Once in the middle of the Cypress Cathedral, they started the shoot. It was fascinating to watch Natasha’s trained eye and Ema’s acute instructions mesh perfectly, as Matt, having paddled over, maneuvered and placed his canoe expertly to present the desired shot. The cameras whirred and flashes popped and as each new scene and gown came out, puffy white clouds scurried overhead as Natasha looked at me with an astonished look of disbelief. I said, “The Lord provides.” And as we moved to different locations within the Cypress Cathedral, Natasha would sigh loudly and exclaim, “Thank you, Lord!” It was a truly enchanting experience amongst the majestic cypress.
The next morning cotton was everywhere.
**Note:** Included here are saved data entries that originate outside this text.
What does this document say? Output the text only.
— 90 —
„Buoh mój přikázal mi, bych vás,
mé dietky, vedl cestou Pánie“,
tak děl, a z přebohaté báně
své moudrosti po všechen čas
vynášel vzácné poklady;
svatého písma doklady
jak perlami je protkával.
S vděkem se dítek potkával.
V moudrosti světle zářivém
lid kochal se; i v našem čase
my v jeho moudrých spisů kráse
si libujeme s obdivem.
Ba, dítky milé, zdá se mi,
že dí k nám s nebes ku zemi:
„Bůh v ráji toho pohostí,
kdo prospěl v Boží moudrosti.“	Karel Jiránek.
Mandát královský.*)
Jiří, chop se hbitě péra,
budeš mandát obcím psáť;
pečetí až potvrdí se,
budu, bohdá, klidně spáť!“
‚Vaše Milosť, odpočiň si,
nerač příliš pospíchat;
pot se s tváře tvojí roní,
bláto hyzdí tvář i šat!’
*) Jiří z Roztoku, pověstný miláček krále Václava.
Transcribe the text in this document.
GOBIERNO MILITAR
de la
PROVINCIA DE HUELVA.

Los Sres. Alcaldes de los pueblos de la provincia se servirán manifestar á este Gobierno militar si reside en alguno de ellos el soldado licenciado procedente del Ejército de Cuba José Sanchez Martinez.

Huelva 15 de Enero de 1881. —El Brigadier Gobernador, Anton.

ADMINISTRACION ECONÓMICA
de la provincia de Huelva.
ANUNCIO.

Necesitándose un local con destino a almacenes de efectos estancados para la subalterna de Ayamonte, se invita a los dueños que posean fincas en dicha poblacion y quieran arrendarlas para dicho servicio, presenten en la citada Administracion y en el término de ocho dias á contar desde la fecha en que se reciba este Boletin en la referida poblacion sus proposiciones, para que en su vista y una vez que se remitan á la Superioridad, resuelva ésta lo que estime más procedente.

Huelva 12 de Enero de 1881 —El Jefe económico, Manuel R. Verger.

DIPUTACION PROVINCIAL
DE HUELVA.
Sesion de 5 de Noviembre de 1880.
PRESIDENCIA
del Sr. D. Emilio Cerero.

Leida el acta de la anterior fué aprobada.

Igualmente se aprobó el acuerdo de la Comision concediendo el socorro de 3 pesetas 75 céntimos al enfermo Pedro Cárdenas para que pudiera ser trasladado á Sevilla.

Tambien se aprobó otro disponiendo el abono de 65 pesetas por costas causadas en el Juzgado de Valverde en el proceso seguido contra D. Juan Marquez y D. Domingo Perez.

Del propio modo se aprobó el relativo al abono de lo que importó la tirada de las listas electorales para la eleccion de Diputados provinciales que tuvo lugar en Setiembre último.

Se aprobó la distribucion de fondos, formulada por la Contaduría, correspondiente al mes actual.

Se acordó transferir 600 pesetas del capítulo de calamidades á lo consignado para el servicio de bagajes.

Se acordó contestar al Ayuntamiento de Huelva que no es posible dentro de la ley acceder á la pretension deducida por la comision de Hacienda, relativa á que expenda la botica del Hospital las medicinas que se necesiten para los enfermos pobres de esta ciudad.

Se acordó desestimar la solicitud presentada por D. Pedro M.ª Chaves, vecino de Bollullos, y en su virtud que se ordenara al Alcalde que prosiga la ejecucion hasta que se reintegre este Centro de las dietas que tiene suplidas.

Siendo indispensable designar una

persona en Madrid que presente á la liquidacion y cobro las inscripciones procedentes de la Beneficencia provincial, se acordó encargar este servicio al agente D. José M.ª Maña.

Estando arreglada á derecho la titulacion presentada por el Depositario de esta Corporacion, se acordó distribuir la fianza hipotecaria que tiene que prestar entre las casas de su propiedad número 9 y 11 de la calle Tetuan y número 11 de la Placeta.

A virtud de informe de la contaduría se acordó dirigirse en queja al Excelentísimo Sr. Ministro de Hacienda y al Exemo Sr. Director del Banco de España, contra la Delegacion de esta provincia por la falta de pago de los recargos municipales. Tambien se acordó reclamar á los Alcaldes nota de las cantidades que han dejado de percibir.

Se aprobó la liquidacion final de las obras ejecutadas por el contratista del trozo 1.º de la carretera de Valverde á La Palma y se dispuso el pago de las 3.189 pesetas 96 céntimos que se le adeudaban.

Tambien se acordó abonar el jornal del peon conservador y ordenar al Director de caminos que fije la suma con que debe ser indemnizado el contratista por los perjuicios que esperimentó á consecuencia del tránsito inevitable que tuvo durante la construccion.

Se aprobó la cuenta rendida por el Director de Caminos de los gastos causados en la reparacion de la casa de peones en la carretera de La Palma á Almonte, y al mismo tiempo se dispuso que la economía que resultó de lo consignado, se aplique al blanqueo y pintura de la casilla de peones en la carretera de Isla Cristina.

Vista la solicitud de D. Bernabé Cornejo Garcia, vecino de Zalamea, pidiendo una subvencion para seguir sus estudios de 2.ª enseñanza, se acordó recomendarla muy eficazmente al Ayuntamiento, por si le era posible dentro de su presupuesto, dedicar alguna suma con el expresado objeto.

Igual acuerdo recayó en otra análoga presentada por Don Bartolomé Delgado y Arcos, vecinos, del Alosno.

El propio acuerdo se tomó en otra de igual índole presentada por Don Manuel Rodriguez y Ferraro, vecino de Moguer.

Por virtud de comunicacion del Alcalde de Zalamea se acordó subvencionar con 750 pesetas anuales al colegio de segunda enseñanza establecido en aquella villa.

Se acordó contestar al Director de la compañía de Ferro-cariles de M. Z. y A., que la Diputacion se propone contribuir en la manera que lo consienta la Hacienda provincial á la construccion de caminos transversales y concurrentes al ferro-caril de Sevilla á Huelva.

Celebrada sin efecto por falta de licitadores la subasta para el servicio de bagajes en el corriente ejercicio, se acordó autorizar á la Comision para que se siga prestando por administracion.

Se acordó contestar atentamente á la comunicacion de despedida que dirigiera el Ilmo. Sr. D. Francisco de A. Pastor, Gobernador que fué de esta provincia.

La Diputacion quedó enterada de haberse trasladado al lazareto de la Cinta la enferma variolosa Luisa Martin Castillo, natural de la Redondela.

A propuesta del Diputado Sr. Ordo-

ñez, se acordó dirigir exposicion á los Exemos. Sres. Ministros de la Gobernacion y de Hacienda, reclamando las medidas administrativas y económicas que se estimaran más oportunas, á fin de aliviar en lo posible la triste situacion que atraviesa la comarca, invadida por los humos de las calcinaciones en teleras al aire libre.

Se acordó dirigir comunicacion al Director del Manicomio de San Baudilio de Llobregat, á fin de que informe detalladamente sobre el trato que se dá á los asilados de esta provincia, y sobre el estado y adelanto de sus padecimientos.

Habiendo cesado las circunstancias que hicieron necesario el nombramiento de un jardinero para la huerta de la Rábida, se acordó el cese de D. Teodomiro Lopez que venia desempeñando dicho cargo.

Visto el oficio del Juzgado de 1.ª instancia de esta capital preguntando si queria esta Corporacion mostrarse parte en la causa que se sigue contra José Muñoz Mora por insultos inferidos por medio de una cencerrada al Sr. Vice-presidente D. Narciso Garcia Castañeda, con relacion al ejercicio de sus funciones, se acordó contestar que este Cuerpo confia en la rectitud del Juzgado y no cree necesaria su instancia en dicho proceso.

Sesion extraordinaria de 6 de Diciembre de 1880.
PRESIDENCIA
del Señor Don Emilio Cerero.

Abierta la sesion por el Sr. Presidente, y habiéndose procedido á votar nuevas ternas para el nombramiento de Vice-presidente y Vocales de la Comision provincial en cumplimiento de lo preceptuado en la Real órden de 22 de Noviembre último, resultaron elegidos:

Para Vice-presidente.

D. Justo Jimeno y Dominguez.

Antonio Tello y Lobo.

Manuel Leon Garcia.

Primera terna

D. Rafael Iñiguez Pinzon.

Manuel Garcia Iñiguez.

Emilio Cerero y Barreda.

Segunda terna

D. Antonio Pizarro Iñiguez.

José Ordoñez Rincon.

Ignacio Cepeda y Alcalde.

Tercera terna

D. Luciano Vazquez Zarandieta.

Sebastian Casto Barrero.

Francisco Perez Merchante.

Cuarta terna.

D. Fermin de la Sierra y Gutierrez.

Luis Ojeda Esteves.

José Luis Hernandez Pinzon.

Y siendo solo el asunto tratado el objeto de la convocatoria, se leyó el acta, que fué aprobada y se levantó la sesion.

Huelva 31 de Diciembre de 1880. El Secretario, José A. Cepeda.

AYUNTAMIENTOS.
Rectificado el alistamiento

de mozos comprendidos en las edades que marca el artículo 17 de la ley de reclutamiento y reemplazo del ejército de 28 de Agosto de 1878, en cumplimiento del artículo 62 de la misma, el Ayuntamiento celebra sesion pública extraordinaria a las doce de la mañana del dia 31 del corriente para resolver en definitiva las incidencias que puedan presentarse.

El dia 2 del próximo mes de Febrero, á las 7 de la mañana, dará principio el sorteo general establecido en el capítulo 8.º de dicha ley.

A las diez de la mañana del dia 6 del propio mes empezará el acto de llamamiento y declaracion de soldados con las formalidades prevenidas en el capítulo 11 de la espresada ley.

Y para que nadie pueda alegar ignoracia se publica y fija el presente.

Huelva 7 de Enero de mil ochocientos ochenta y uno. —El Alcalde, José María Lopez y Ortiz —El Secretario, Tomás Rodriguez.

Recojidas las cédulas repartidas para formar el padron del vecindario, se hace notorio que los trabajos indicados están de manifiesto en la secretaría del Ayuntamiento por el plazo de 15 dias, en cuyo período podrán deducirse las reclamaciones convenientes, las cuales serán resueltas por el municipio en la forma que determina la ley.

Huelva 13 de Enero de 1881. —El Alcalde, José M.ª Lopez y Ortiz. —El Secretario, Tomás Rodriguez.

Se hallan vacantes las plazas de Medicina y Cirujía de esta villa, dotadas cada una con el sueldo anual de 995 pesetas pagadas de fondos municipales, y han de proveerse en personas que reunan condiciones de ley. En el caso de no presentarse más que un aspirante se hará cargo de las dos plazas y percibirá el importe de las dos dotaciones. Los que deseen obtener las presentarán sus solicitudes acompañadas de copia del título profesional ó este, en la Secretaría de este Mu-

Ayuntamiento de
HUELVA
The huge behemoth looking mechanical pickers, gobbling up six rows of cotton at a time, hadn’t quite made it to the Mahalitc Shop Road right off of busy Highway 1. Remembering Stanley Gaines’ photo of Rogers Varner, dressed in ski clothes and strapped into snow skis, schusshing across a cotton field in the iconic “Ski Mississippi” photo, I grabbed two sawhorses and two long planks for Zoe to stand on in the cotton field. Truckers blew their horns long and loud as they passed by, marveling at the beauty standing atop the rows of cotton. And the clouds skittered about, and the flash cams popped as more surreal images were captured.
At the end of the day, when boxes were packed and cameras put away, Ema Savahl could not stop smiling and Natasha could not quit exclaiming, “Thank you, Lord, it was magical! Thank you, Lord.”